Post-apocalyptic zombie movie starring Richard Grieco? Yes please.
The funny thing is, Raiders of the Damned wasn’t nearly as good as I expected, and that says something, because I didn’t expect it to be good at all. Honestly, I don’t have faith in my words to accurately portray how horrible this movie is. I’m not sure that the depths at which this movie exists can be fathomed by the human mind. Imagine the worst piece of shit you’ve ever seen, and then imagine that it was able to have a baby with Hitler. Horrifying, right? This might be worse. Some kids from my hometown once made a short movie called Mafia Busboys, and this is worse. Raiders of the Damned makes Manos: The Hands of Fate look like Shakespeare.
Here is the story. There was a nuclear war and somehow the nuclear blasts spread a compound called Agent 9x into the atmosphere, causing everyone who breathed it to become a zombie. Only these aren’t your typical zombies, these zombies can still talk and organize and use tools and are basically normal except they don’t have any vital signs, are decaying, and eat human flesh. Oh yeah, and they’re insane.
Humanity managed to build a giant wall, like a wall that is miles high, to contain the zombies in a quarantine zone, but the humans have to retreat underground so they don’t breathe in Agent 9x and become zombies themselves. The Whitecoats, future slang for scientists, are trying to figure out how to combat the zombification, and fly over the quarantine zone dumping various chemicals, most of which just burn through the zombies. Oh well, no big deal, they’re zombies. The only problem is, the CGI helicopter with the head Whitecoat just got shot down with a catapult, and the zombies are holding him hostage. Richard Grieco plays the number two Whitecoat (yes that Richard Grieco, and yes, I said that he plays a scientist), who sends a team of half assed soldiers to go retrieve the first scientist.
Then some shit happens.
This seriously looks like a group of high school horror nerds made this movie. It looks like it was shot with a home video camera, and not a good quality, or even recently produced model, I’m talking one of those big ass ones from the early ‘90s that you rested on your shoulder, and after they filmed it they dubbed it repeatedly from home VCR to home VCR. And I suspect it was lit entirely with flashlights and birthday candles.
The costumes aren’t quite the rubber skeleton masks that you buy at the drug store around Halloween, the ones that are green and have synthetic black hair and always make your face itch, but they aren’t much better.
I have a theory about how Richard Grieco ended up in Raiders of the Damned. First off, he looks grim, like Mickey Rourke on a bender grim, like if Mickey Rourke had a zombie child. And he’s out of his fucking mind. Like I said, I think high school kids made this movie, but I think they were high school kids who just happen to live next door to Richard Grieco. So I suspect they were filming this movie, then one of them got the brilliant idea to give Richard Grieco a bunch of cocaine and a pack of cigarettes, and film what happened.

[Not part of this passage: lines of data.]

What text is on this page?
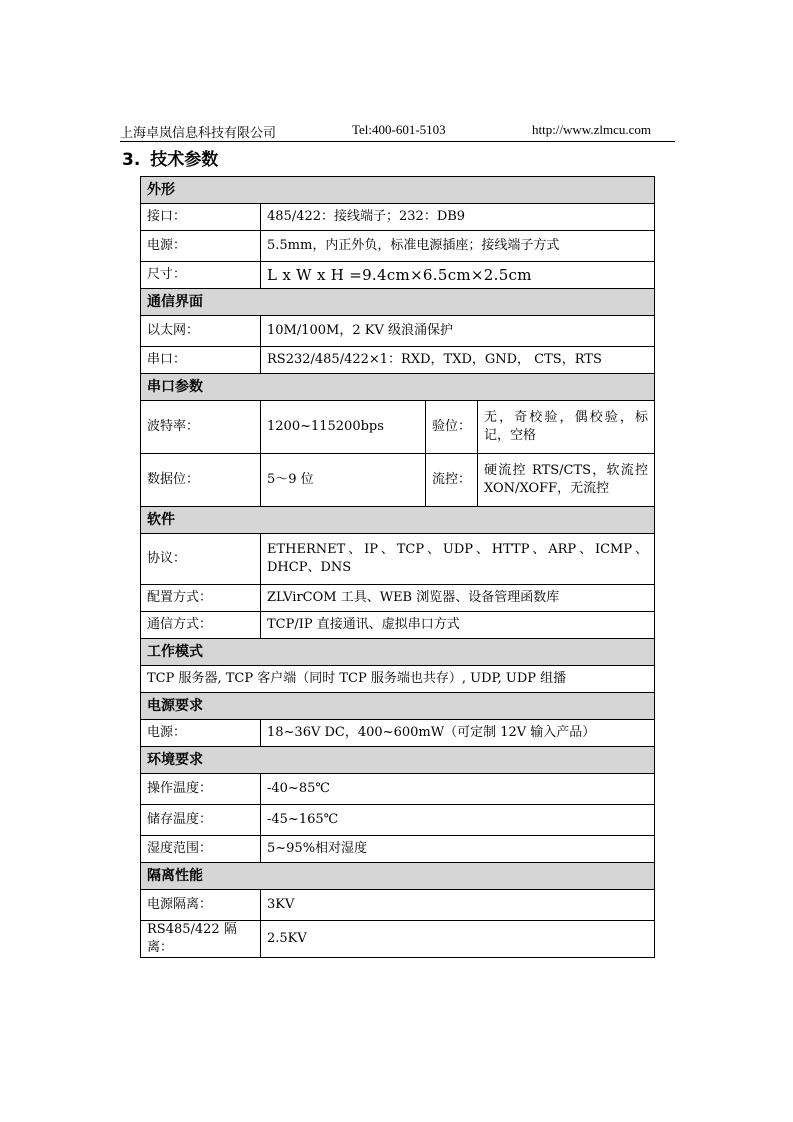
上海卓岚信息科技有限公司	Tel:400-601-5103	http://www.zlmcu.com
3. 技术参数
外形			
接口：	485/422：接线端子；232：DB9		
电源：	5.5mm，内正外负，标准电源插座；接线端子方式		
尺寸：	L x W x H =9.4cm×6.5cm×2.5cm		
通信界面			
以太网：	10M/100M，2 KV 级浪涌保护		
串口：	RS232/485/422×1：RXD，TXD，GND， CTS，RTS		
串口参数			
波特率：	1200~115200bps	验位：	无，奇校验，偶校验，标记，空格
数据位：	5～9 位	流控：	硬流控 RTS/CTS，软流控 XON/XOFF，无流控
软件			
协议：	ETHERNET、IP、TCP、UDP、HTTP、ARP、ICMP、DHCP、DNS		
配置方式：	ZLVirCOM 工具、WEB 浏览器、设备管理函数库		
通信方式：	TCP/IP 直接通讯、虚拟串口方式		
工作模式			
TCP 服务器, TCP 客户端（同时 TCP 服务端也共存）, UDP, UDP 组播			
电源要求			
电源：	18~36V DC，400~600mW（可定制 12V 输入产品）		
环境要求			
操作温度：	-40~85℃		
储存温度：	-45~165℃		
湿度范围：	5~95%相对湿度		
隔离性能			
电源隔离：	3KV		
RS485/422 隔离：	2.5KV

Are you kidding me? The entire time he’s on screen he’s petting a fucking cat toy. After that all they had to do was cut the Richard Grieco cocaine footage with what they already had, and, voila, they had a movie staring Richard Fucking Grieco, which is how I imagine he refers to himself.
Raiders of the Damned is a good news/bad news proposition. The bad news is that they made this, and that this exists. The good news is that left it open for a sequel. Fuck yeah they did, why wouldn’t they?
Oh, and did I forget to mention that zombies can potentially impregnate living human women? I didn’t? I swear I did. But regardless, zombies can potentially impregnate living human women. Think about the possibilities of that for a while.